To utilize the results, here are some detailed explations to introduce these files directories:

- `default_config.yaml`: the overrall configurations for model, training and hyperparameters tuning
- `train.log`: console infomation during the training process
- `results.json`: metrics of the model during & after the training process
- `config.yaml`: specific configurations for each trial, including the trail hyperparameters
- `checkpoints/`: directory to cache the training checkpoints and trained models
- `dashboard/`: directory to cache the metrics data for Tensorboard visualization

In the folling section, we will use Tensorboard to visualize the results from different trials.

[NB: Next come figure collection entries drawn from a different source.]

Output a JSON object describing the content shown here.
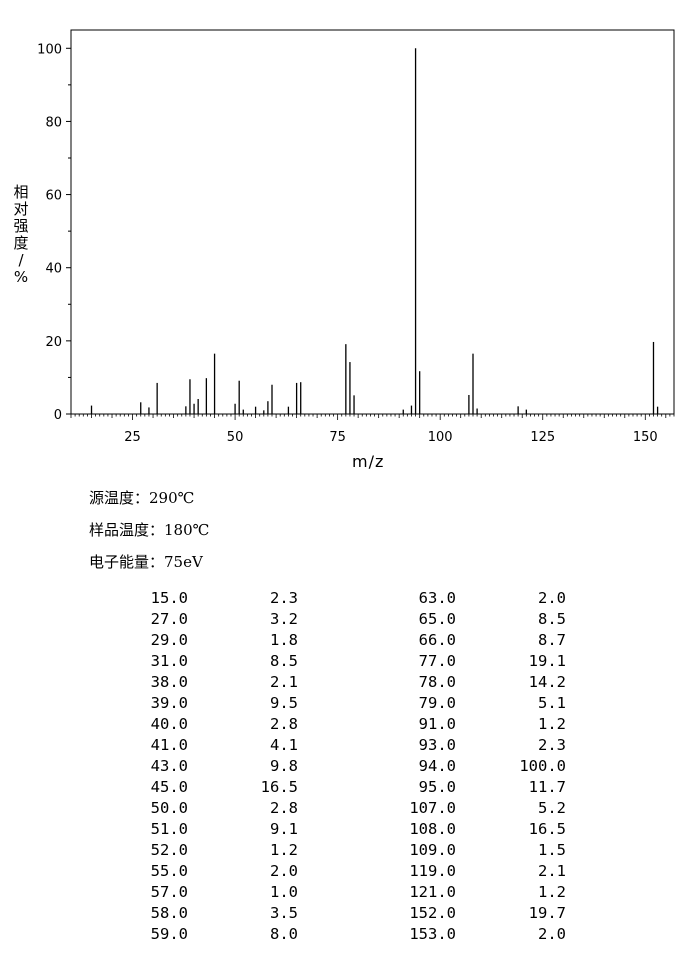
{
  "chart_data": {
    "type": "bar",
    "xlabel": "m/z",
    "ylabel_chars": [
      "相",
      "对",
      "强",
      "度",
      "/",
      "%"
    ],
    "xlim": [
      10,
      157
    ],
    "ylim": [
      0,
      105
    ],
    "x_ticks": [
      25,
      50,
      75,
      100,
      125,
      150
    ],
    "y_ticks": [
      0,
      20,
      40,
      60,
      80,
      100
    ],
    "grid": false,
    "peaks": [
      {
        "mz": 15,
        "intensity": 2.3
      },
      {
        "mz": 27,
        "intensity": 3.2
      },
      {
        "mz": 29,
        "intensity": 1.8
      },
      {
        "mz": 31,
        "intensity": 8.5
      },
      {
        "mz": 38,
        "intensity": 2.1
      },
      {
        "mz": 39,
        "intensity": 9.5
      },
      {
        "mz": 40,
        "intensity": 2.8
      },
      {
        "mz": 41,
        "intensity": 4.1
      },
      {
        "mz": 43,
        "intensity": 9.8
      },
      {
        "mz": 45,
        "intensity": 16.5
      },
      {
        "mz": 50,
        "intensity": 2.8
      },
      {
        "mz": 51,
        "intensity": 9.1
      },
      {
        "mz": 52,
        "intensity": 1.2
      },
      {
        "mz": 55,
        "intensity": 2.0
      },
      {
        "mz": 57,
        "intensity": 1.0
      },
      {
        "mz": 58,
        "intensity": 3.5
      },
      {
        "mz": 59,
        "intensity": 8.0
      },
      {
        "mz": 63,
        "intensity": 2.0
      },
      {
        "mz": 65,
        "intensity": 8.5
      },
      {
        "mz": 66,
        "intensity": 8.7
      },
      {
        "mz": 77,
        "intensity": 19.1
      },
      {
        "mz": 78,
        "intensity": 14.2
      },
      {
        "mz": 79,
        "intensity": 5.1
      },
      {
        "mz": 91,
        "intensity": 1.2
      },
      {
        "mz": 93,
        "intensity": 2.3
      },
      {
        "mz": 94,
        "intensity": 100.0
      },
      {
        "mz": 95,
        "intensity": 11.7
      },
      {
        "mz": 107,
        "intensity": 5.2
      },
      {
        "mz": 108,
        "intensity": 16.5
      },
      {
        "mz": 109,
        "intensity": 1.5
      },
      {
        "mz": 119,
        "intensity": 2.1
      },
      {
        "mz": 121,
        "intensity": 1.2
      },
      {
        "mz": 152,
        "intensity": 19.7
      },
      {
        "mz": 153,
        "intensity": 2.0
      }
    ]
  },
  "conditions": {
    "source_temp": "源温度：290℃",
    "sample_temp": "样品温度：180℃",
    "electron_energy": "电子能量：75eV"
  },
  "peak_table": {
    "left": [
      [
        "15.0",
        "2.3"
      ],
      [
        "27.0",
        "3.2"
      ],
      [
        "29.0",
        "1.8"
      ],
      [
        "31.0",
        "8.5"
      ],
      [
        "38.0",
        "2.1"
      ],
      [
        "39.0",
        "9.5"
      ],
      [
        "40.0",
        "2.8"
      ],
      [
        "41.0",
        "4.1"
      ],
      [
        "43.0",
        "9.8"
      ],
      [
        "45.0",
        "16.5"
      ],
      [
        "50.0",
        "2.8"
      ],
      [
        "51.0",
        "9.1"
      ],
      [
        "52.0",
        "1.2"
      ],
      [
        "55.0",
        "2.0"
      ],
      [
        "57.0",
        "1.0"
      ],
      [
        "58.0",
        "3.5"
      ],
      [
        "59.0",
        "8.0"
      ]
    ],
    "right": [
      [
        "63.0",
        "2.0"
      ],
      [
        "65.0",
        "8.5"
      ],
      [
        "66.0",
        "8.7"
      ],
      [
        "77.0",
        "19.1"
      ],
      [
        "78.0",
        "14.2"
      ],
      [
        "79.0",
        "5.1"
      ],
      [
        "91.0",
        "1.2"
      ],
      [
        "93.0",
        "2.3"
      ],
      [
        "94.0",
        "100.0"
      ],
      [
        "95.0",
        "11.7"
      ],
      [
        "107.0",
        "5.2"
      ],
      [
        "108.0",
        "16.5"
      ],
      [
        "109.0",
        "1.5"
      ],
      [
        "119.0",
        "2.1"
      ],
      [
        "121.0",
        "1.2"
      ],
      [
        "152.0",
        "19.7"
      ],
      [
        "153.0",
        "2.0"
      ]
    ]
  }
}
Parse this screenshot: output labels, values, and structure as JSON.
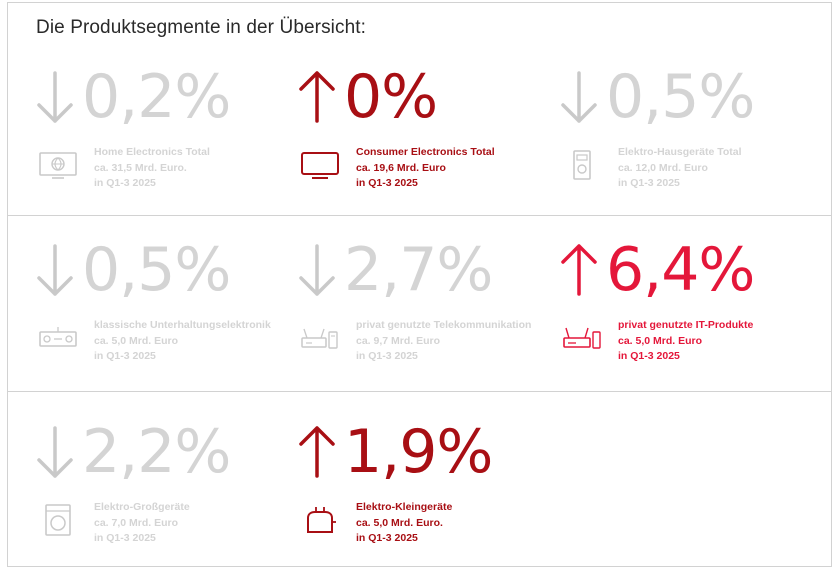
{
  "heading": "Die Produktsegmente in der Übersicht:",
  "colors": {
    "neutral": "#d4d4d4",
    "growth_dark": "#a80f14",
    "growth_highlight": "#e4173a"
  },
  "segments": [
    {
      "direction": "down",
      "value": "0,2%",
      "icon": "tv-globe-icon",
      "line1": "Home Electronics Total",
      "line2": "ca. 31,5 Mrd. Euro.",
      "line3": "in Q1-3 2025",
      "style": "grey"
    },
    {
      "direction": "up",
      "value": "0%",
      "icon": "tv-icon",
      "line1": "Consumer Electronics Total",
      "line2": "ca. 19,6 Mrd. Euro",
      "line3": "in Q1-3 2025",
      "style": "red"
    },
    {
      "direction": "down",
      "value": "0,5%",
      "icon": "coffee-machine-icon",
      "line1": "Elektro-Hausgeräte Total",
      "line2": "ca. 12,0 Mrd. Euro",
      "line3": "in Q1-3 2025",
      "style": "grey"
    },
    {
      "direction": "down",
      "value": "0,5%",
      "icon": "receiver-icon",
      "line1": "klassische Unterhaltungselektronik",
      "line2": "ca. 5,0 Mrd. Euro",
      "line3": "in Q1-3 2025",
      "style": "grey"
    },
    {
      "direction": "down",
      "value": "2,7%",
      "icon": "router-phone-icon",
      "line1": "privat genutzte Telekommunikation",
      "line2": "ca. 9,7 Mrd. Euro",
      "line3": "in Q1-3 2025",
      "style": "grey"
    },
    {
      "direction": "up",
      "value": "6,4%",
      "icon": "router-icon",
      "line1": "privat genutzte IT-Produkte",
      "line2": "ca. 5,0 Mrd. Euro",
      "line3": "in Q1-3 2025",
      "style": "pink"
    },
    {
      "direction": "down",
      "value": "2,2%",
      "icon": "washing-machine-icon",
      "line1": "Elektro-Großgeräte",
      "line2": "ca. 7,0 Mrd. Euro",
      "line3": "in Q1-3 2025",
      "style": "grey"
    },
    {
      "direction": "up",
      "value": "1,9%",
      "icon": "toaster-icon",
      "line1": "Elektro-Kleingeräte",
      "line2": "ca. 5,0 Mrd. Euro.",
      "line3": "in Q1-3 2025",
      "style": "red"
    }
  ]
}
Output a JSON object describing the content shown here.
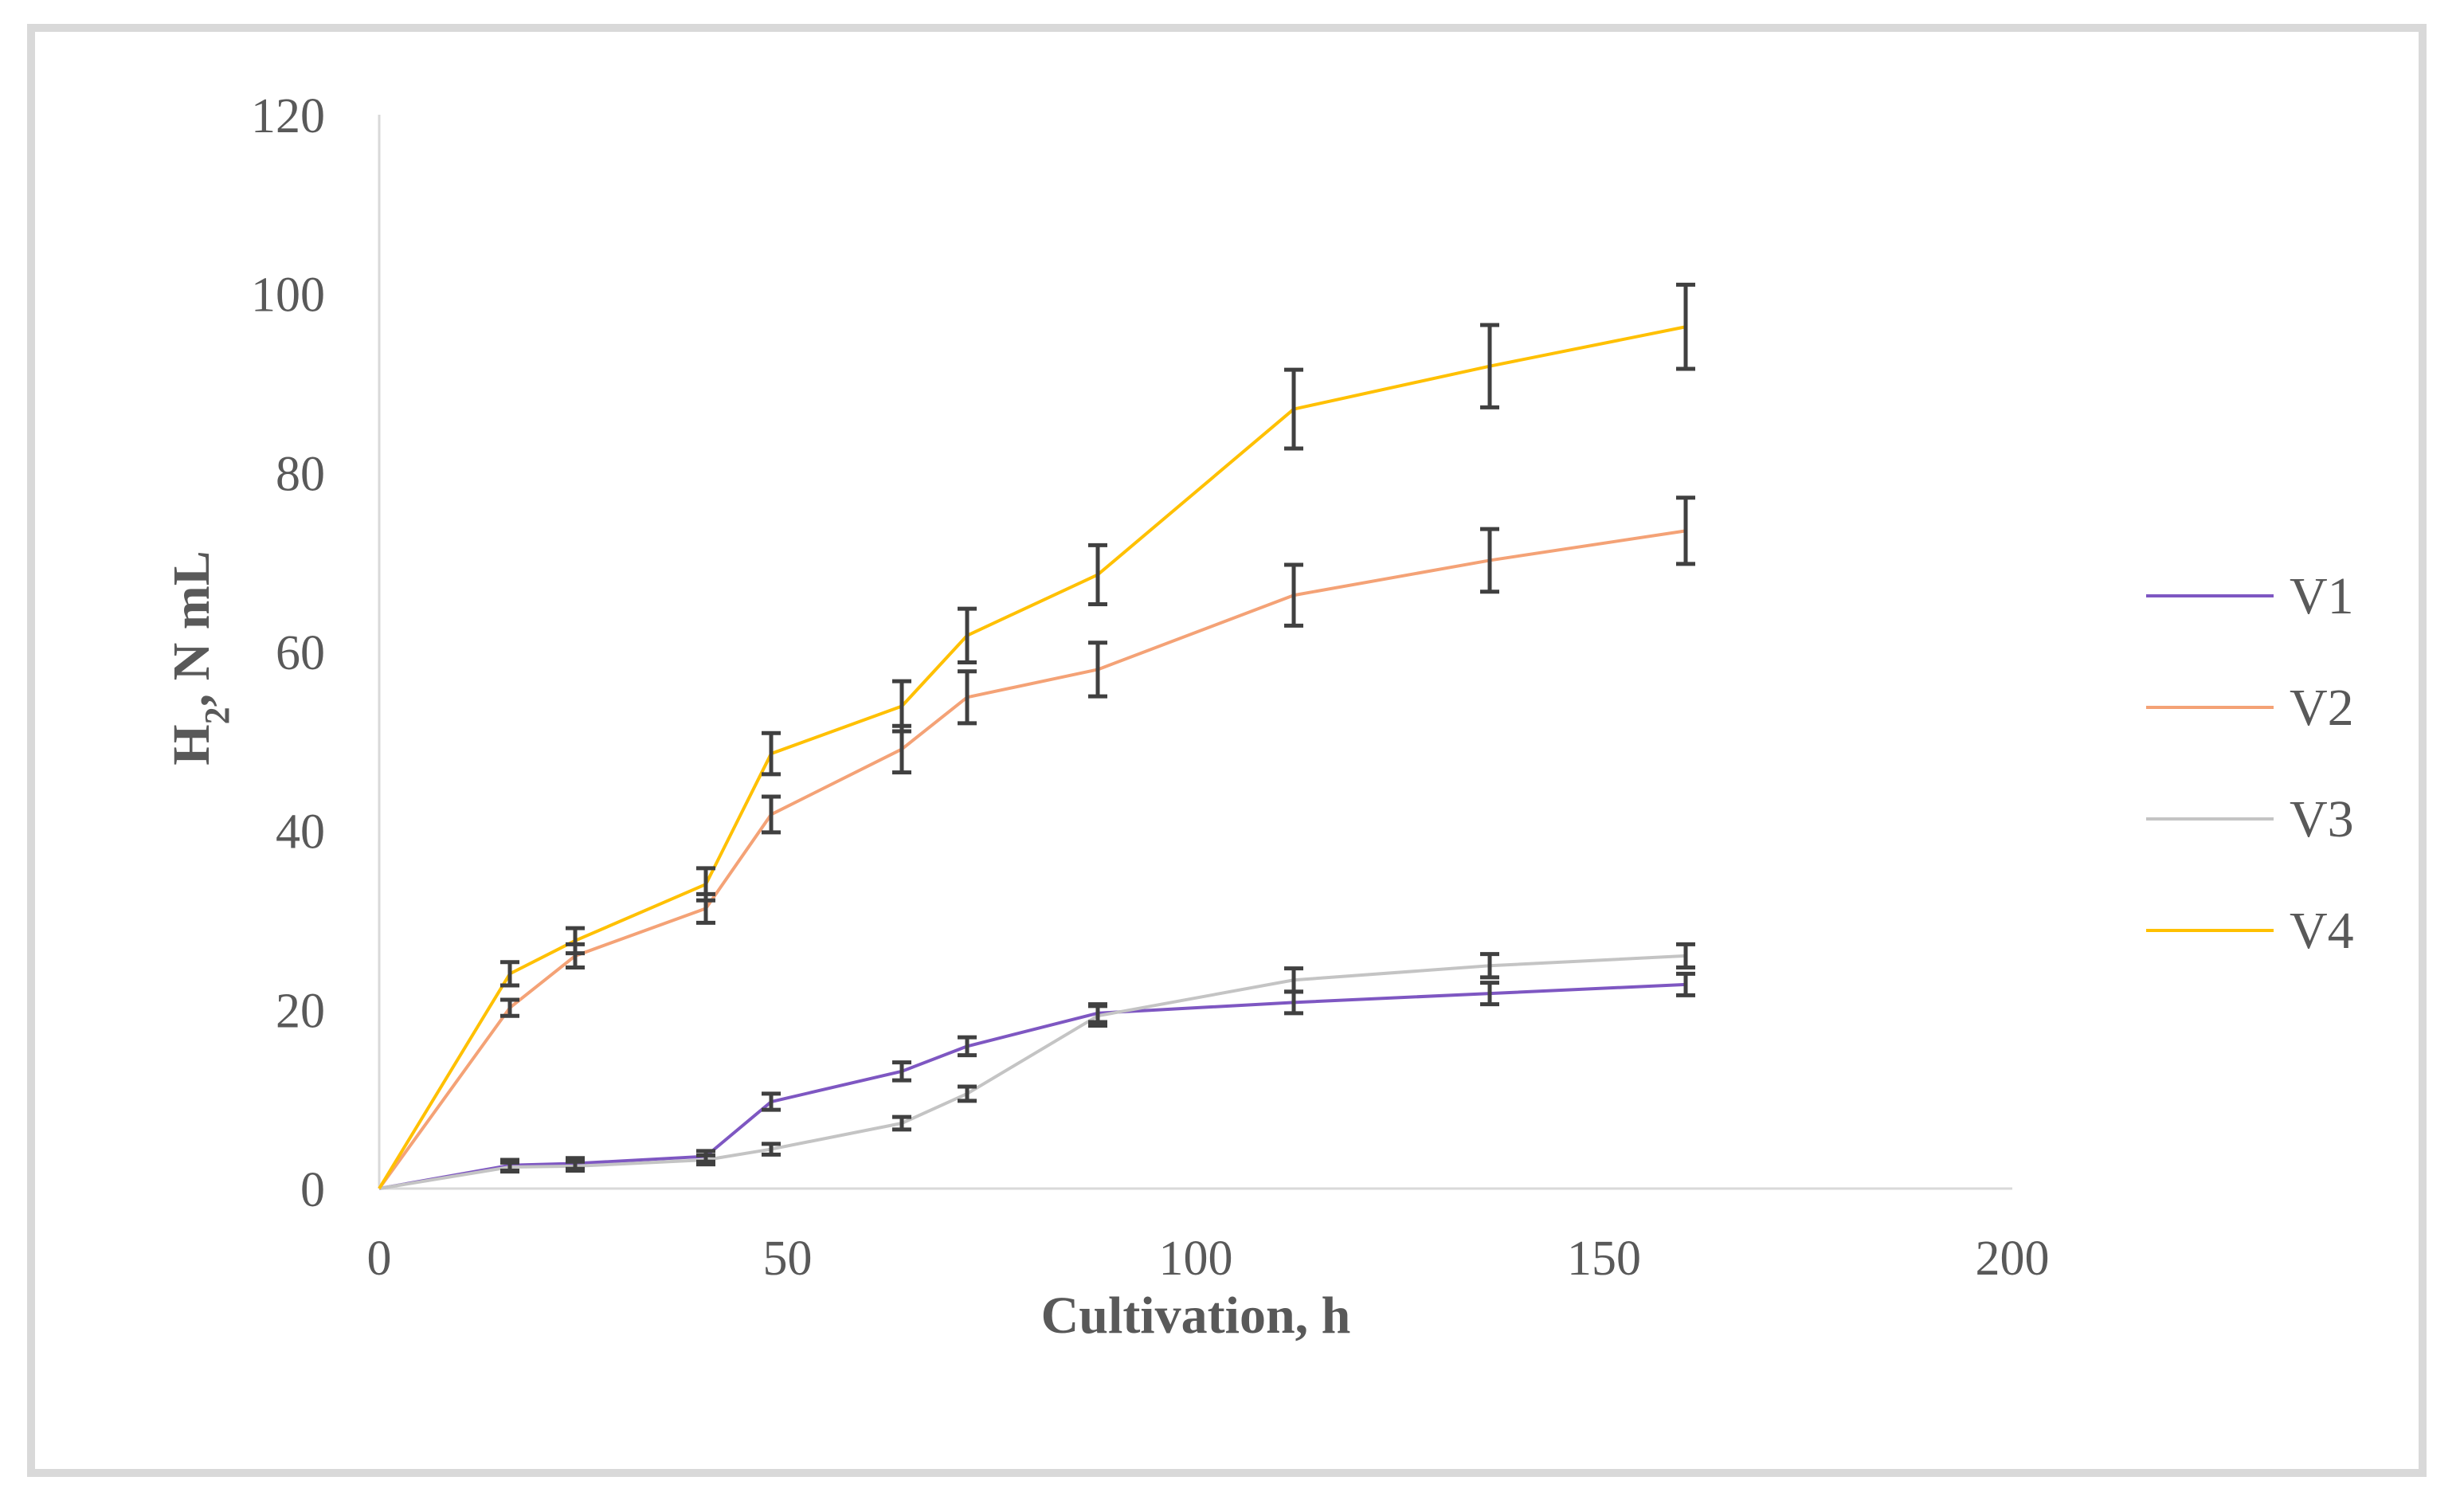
{
  "chart_data": {
    "type": "line",
    "title": "",
    "xlabel": "Cultivation, h",
    "ylabel_main": "H",
    "ylabel_sub": "2",
    "ylabel_rest": ", N mL",
    "xlim": [
      0,
      200
    ],
    "ylim": [
      0,
      120
    ],
    "xticks": [
      "0",
      "50",
      "100",
      "150",
      "200"
    ],
    "yticks": [
      "0",
      "20",
      "40",
      "60",
      "80",
      "100",
      "120"
    ],
    "xtick_values": [
      0,
      50,
      100,
      150,
      200
    ],
    "ytick_values": [
      0,
      20,
      40,
      60,
      80,
      100,
      120
    ],
    "grid": false,
    "legend_position": "right",
    "x": [
      0,
      16,
      24,
      40,
      48,
      64,
      72,
      88,
      112,
      136,
      160
    ],
    "series": [
      {
        "name": "V1",
        "color": "#7e57c2",
        "values": [
          0,
          2.6,
          2.8,
          3.6,
          9.7,
          13.1,
          15.9,
          19.6,
          20.8,
          21.8,
          22.8
        ],
        "errors": [
          0,
          0.6,
          0.6,
          0.6,
          0.9,
          1.0,
          1.0,
          1.0,
          1.2,
          1.2,
          1.2
        ]
      },
      {
        "name": "V2",
        "color": "#f4a276",
        "values": [
          0,
          20.2,
          26.0,
          31.3,
          41.8,
          49.1,
          54.9,
          58.0,
          66.3,
          70.2,
          73.5
        ],
        "errors": [
          0,
          0.9,
          1.3,
          1.6,
          2.0,
          2.6,
          2.9,
          3.0,
          3.4,
          3.5,
          3.7
        ]
      },
      {
        "name": "V3",
        "color": "#c4c4c4",
        "values": [
          0,
          2.4,
          2.5,
          3.2,
          4.4,
          7.3,
          10.6,
          19.3,
          23.3,
          24.9,
          26.0
        ],
        "errors": [
          0,
          0.5,
          0.5,
          0.5,
          0.6,
          0.7,
          0.8,
          1.1,
          1.3,
          1.3,
          1.3
        ]
      },
      {
        "name": "V4",
        "color": "#ffc000",
        "values": [
          0,
          24.0,
          27.7,
          34.0,
          48.6,
          53.9,
          61.8,
          68.6,
          87.1,
          91.9,
          96.3
        ],
        "errors": [
          0,
          1.3,
          1.4,
          1.8,
          2.3,
          2.8,
          3.0,
          3.3,
          4.4,
          4.6,
          4.7
        ]
      }
    ]
  }
}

### Tensorboard visualization

To utilize the Tensorboard, we load Tensorboard extension and then input each data directory into the Tensorboard and launch it.

In [None]:
import tensorflow as tf

# Load the TensorBoard extension
%load_ext tensorboard

In [15]:
from tensorboard import notebook

# Load TensorBoard with multiple directories
notebook.start(f"--logdir {EXPERIMENT_DIR}")

Reusing TensorBoard on port 6006 (pid 2424198), started 0:00:09 ago. (Use '!kill 2424198' to kill it.)

### Results analysis

Tensorboard gives us a clear visual on the performance of our model under different hyperparameter, to be specific, the momentum values of SGD optimizer.

When the momentum is set to be `0.027` and `0.044`, the model can have a overrall best performance, both on the training set and on the validations set. Higher or lower momentum values may both lead to a poorer performance to our LeNet-5 model on the MNIST dataset.